Thursday, June 03, 2010

Fox in Eminent Domain Chicken Coop

Today on Fox News, the an eminent domain feature on the plight of the Willets Point property owners is running. The title of the segment-an ongoing series-is, "It's Your Land." The reporter on the story is Eric Shawn, and he blogs on the Willets Point plight-using sawdust entrepreneur Jake Bono as his symbol:

"This is not to disrespect the flag or America," says Jake Bono, "this is a symbol of when your property or life is in distress. Americans are supposed to turn the flag upside down in this way." Bono sits in the office of the building built by his grandfather, the feisty and pugnacious 34 year old wearing a blue tee-shirt emblazoned with an upside-down American flag and the words: "Distressed Americans." Another small upside down flag is hanging on the wall, and for Jake and his family business, Bono Sawdust Supply, you can't help see his frustration, disappointment, and shaken faith in our system that he holds so dear. He fears that he and his family's legacy will fall victim to eminent domain. "This is not what the founding fathers, this is not what is supposed to happen here in America," he says. "This is mind-boggling to us."

But, as in all of these cases, there is always someone representing the side of progress-a march to the future that includes trampling on the rights of the little folks who stand in the way of the new order: "Willets Point needs to be cleaned up," says the Queens Borough President Helen Marshall. "It's not a place where anybody should be working." Marshall, who has worked on the issue for years, points out that for decades Willets Point had been an old ash dump, and now needs to be razed and reconstructed. Some of the roads are bumpy and barely passable. There are no sewers, so flooding is common. "There will be a lot of nice stores, people can shop," she predicts. "Queens should not be the dumping ground for the world."

"It's not a place where anyone should be working?" What a curious position for the borough leader to be taking when there are over two hundred businesses and two thousand workers in the path of the city's wrecking ball. And, of course, Helen Marshall, who labors so smoothly under the benevolent tutelage of  Master Mike Bloomberg, has been in the public sector for years and has never lifted a finger to improve these miserable working conditions-conditions caused by the city's malign neglect of the area.

But there are a number of salient facts about Willets Point that Marshal doesn't address. The project that the city envisioned will develop 9 million square feet-and within the complex will be a 1.2 million sq. ft. auto dependent shopping mall. But there's one big problem with all of this. The city doesn't have the road capacity to get the projected 80,000 car and truck trips a day in and out of the 61 acre site. It  has proposed building ramps on and off of the Van Wyck Expressway-but, as our own traffic consultant for Willets Point United has indicated-the ramps don't work.

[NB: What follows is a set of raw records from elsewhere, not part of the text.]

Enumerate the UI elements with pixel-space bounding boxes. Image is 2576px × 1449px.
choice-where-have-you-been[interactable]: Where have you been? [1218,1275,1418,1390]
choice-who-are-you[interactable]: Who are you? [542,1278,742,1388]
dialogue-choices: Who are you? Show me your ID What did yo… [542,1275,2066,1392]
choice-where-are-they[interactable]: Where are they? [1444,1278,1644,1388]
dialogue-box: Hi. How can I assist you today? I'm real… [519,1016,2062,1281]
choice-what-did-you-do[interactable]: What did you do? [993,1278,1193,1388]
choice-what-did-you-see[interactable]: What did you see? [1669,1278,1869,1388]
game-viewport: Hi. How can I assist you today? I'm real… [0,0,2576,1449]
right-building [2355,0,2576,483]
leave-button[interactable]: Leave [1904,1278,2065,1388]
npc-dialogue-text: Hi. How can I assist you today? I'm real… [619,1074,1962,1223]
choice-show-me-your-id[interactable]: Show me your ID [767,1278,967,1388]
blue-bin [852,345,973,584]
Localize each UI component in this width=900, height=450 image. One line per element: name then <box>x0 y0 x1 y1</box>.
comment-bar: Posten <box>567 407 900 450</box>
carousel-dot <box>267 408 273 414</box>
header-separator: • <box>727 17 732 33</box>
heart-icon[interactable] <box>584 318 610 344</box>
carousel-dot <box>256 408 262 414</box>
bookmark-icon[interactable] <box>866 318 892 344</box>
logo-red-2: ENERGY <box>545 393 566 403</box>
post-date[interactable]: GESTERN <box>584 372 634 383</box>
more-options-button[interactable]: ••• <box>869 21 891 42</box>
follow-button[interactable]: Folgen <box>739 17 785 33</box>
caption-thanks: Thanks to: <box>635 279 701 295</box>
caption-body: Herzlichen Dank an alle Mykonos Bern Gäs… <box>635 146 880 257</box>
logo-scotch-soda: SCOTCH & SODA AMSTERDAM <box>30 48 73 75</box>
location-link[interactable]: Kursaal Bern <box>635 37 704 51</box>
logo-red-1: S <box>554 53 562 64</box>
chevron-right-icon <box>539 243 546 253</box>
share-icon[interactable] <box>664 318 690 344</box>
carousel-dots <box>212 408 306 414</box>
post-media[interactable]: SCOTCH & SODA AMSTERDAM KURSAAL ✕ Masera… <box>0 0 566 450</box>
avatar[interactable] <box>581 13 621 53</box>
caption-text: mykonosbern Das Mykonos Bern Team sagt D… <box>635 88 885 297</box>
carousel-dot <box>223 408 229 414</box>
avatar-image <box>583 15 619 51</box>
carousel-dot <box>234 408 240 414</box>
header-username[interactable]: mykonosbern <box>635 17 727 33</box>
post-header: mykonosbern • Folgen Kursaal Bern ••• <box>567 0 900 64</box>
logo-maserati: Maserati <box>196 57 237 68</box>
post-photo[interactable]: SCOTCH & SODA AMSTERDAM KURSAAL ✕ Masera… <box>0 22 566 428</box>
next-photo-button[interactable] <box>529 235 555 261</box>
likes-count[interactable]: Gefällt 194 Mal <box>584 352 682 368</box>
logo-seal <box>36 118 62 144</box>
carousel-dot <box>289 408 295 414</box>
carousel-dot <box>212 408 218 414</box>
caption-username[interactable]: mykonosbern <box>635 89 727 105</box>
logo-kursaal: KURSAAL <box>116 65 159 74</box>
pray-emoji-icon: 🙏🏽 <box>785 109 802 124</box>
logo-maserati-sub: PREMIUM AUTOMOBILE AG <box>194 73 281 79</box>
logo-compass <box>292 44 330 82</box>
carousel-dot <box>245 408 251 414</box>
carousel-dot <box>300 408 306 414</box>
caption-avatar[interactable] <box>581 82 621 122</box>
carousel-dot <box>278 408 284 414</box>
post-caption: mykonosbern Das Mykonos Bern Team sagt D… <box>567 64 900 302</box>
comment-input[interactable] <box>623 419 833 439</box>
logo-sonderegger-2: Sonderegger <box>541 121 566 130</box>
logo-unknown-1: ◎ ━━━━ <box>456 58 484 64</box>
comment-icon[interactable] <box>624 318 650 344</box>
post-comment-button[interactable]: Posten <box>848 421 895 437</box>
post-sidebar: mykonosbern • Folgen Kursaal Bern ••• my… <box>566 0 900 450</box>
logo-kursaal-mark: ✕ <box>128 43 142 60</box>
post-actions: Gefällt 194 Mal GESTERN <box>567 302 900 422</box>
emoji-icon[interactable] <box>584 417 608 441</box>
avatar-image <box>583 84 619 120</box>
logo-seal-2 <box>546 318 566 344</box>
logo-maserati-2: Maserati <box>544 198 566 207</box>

That is why NY State DOT and the Federal Highway Administration has yet to sign off on the needed permission-and why hearings in the legislature on the issue are forthcoming this month. It seems that the consultants used by the city's economic development agency have managed to trip all, over themselves-with two different and contradictory traffic reports. Without the ramps, however, even the city admits that the project can't be built.

But there's an additional giant fly in the city's ointment. As Fox has reported-and as we have commented on-the NY State Court of Appeals has heard oral arguments on the eminent domain challenge to Columbia University's expansion. That challenge also involves less than honest consulting work. If the state's highest court upholds the Appellate decision knocking out the use of eminent domain for Columbia, it will make the Willets Point development extremely problematic.

But in both of these eminent domain challenges, a good part of the effort is to change the state's harmful legal restrictions on property rights. As we told Fox: "Others fault the state's eminent domain laws and think they should be changed to more appropriately favor property owners. "What we'd love to see, aside from not getting evicted at Willets Point, is for the state to change the law," says Richard Lipsky, a lobbyist and media consultant who advises the holdout property owners who have formed the group, Willets Point United. He says the state should "create a definition for what blight is, and what public use is, and offer some protections which don't exist under New York State law today."

What we don't need are Helen Marshall's grief counselors: "Ms. Marshall says the property owners are being treated fairly, and some have been offered substantial amounts of money for their properties. “The city has been very, very fair with them,” she says of the property owners, saying they are given relocation opportunities, and that “the city is still looking for places to make sure that everybody is taken care of.” But she understands some who are resisting. "You don't expect one hundred percent of the people to say, 'Oh, we'll pack up and go. That is not going to be the reality. I think you have to have people working with them from government who can understand the plight of those people," she notes, but insists that "the people who are left will have to leave eventually."

Fairness, we guess-like blight-is really in the eye of the beholder-and Marshall's jaundiced view of what's fair needs to be seen in the context of basic constitutional rights. We'll give Jake Boono the last word: "While officials praise the planned development, others like Bono remain with a shadow over their future. He knows, under the law, that the government can pay him what is considered a 'fair market value" for his property, whether he likes it or not. "They're not going to win," he vows. "They're going to try hard, but they are not going to win...We have to fight for our lives to keep what is ours."